Friday, October 8, 2010

Weekend Reading: Yemen -- Dancing on the Head of Snakes...


Yemen has sporadically drawn the attention of the West in recent years. While adventurous tourists remember it as the land where the ruins of the Palace of the Queen of Sheba lie and where local men spend a good portion of the day chewing enormous wads of semi-narcotic Qat leaves, it is also where the USS Cole was attacked by Al Queda suicide bombers in the 1990's, claiming the life of 17 American sailors.

What we in the West has failed to focus on is that Yemen has long been a violently tribal land that is now running out of natural resources such as water and oil and in its place is becomig an incubator for a new generation of terrorist planning and activity - a third generation of Jihad.

And, as importantly, Yemen is geographically poised to wreak havoc two of the most critical aspects of the global economy (namely, Saudi oil and all shipping coming and going through the Suez Canal - which comprises more than 60 percent of all shipping globally).

Moreover, it is an increasingly clear it is drifting into what foreign policy experts refer to as a "failed state" with remarkable similarities to Afghanistan and even Pakistan in terms of tribal and intra-regional rebellions.
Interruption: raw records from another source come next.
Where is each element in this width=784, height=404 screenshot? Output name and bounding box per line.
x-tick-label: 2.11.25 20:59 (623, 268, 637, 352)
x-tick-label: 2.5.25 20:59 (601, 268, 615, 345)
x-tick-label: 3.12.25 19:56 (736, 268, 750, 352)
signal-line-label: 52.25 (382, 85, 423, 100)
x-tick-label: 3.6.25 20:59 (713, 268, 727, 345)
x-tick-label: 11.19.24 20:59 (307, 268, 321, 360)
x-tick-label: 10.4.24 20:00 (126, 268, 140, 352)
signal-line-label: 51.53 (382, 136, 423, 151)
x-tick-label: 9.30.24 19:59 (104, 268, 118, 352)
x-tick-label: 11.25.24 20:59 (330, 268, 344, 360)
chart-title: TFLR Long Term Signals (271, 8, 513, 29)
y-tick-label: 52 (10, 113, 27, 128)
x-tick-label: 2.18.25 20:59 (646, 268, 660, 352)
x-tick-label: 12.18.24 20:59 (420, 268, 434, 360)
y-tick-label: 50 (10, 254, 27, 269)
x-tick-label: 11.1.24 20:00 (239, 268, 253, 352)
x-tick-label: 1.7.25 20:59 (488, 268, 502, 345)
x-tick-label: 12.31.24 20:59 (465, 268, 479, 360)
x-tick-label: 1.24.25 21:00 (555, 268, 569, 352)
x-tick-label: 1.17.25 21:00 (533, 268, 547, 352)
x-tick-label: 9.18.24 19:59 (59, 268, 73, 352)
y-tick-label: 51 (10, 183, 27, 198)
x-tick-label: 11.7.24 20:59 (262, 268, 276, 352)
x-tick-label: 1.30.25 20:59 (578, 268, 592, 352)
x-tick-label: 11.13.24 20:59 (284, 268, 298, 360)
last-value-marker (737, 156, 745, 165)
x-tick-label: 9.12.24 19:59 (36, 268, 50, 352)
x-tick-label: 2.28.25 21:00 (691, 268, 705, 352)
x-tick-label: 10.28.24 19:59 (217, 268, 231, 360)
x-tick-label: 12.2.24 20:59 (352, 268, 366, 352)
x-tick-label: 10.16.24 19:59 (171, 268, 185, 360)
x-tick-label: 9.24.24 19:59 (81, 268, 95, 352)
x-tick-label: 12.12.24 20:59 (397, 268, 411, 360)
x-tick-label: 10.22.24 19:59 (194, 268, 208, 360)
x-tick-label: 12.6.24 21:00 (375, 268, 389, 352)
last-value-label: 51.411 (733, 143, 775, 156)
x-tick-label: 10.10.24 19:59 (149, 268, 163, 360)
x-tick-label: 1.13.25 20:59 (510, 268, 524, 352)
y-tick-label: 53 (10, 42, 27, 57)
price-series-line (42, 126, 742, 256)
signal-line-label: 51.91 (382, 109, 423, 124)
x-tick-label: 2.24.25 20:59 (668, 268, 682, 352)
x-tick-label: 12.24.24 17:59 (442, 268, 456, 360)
In her penetrating and quite fascinating new book, Victoria Clark, offers a number of unique perspectives of this centuries-long troubled land. A former foreign correspondent for the Observer and the daughter of the BBC's former South Arabian Correspondent, the late Noel Clark. She was born in what was Britain's colonial city of Aden, Yemen.

Clark divides up the book into several parts, all of which weave into a rich and multifaceted portrait of Yemen.

The first half of her book presents the history of the country, century upon century of which was consumed in tribal fighting when not at war with the outside world. Clark points out, since the earliest days of the Ottoman Empire and advance of "Frankish" invaders up to and including British colonization, Yemenis have, in essence, been fighting foreign intrusion almost literally forever.

But this is not to say Yemen does not have its charms and a unique cultural heritage. It is from Yemen, Clark reminds us, that coffee was first cultivated and grown. Where the ancient (and now crumbling) city of Mocha once served as the greatest exporter of this most addictive bean to the rest of the world.

But the romantic memories are in large part drowned out as Clark takes us through Yemen's bizarre civil war 30 years ago the resulting plinterring into two states, one of them the Marxist Peoples Democratic Republic of Yemen - the only predominantly Muslim country aside from Afghanistan to turn Marxist since the end of World War ll.

Clark then takes into the current "reunified" Yemen: A corrupt, confused and qat-addicted state struggling with at least two signficant tribal/regional insurrections as well as a revived Al Queda branch (Al Queda of the Arabian Peninsula - AQAP. We forget Osama bin Laden is A Yemeni and a surprising number of Al Queda members are of Yememi heritage).

All the while with Saudi Arabia hovers over the country as it increasingly sees Yemen as a potentially significantly distablizing force for them as well as the rest of the region.

As we watch the continued chaotic free-fall and Islamic radicalization of Somolia just across the Gulf of Aden with their growing piracy activity,Clark's book is an important and highly instructive primer on a nation and a region we cannot continue to ignore. And we can only hope it returns to a time - albeit a very brief time in Yemen's history - where peace and tourism returns.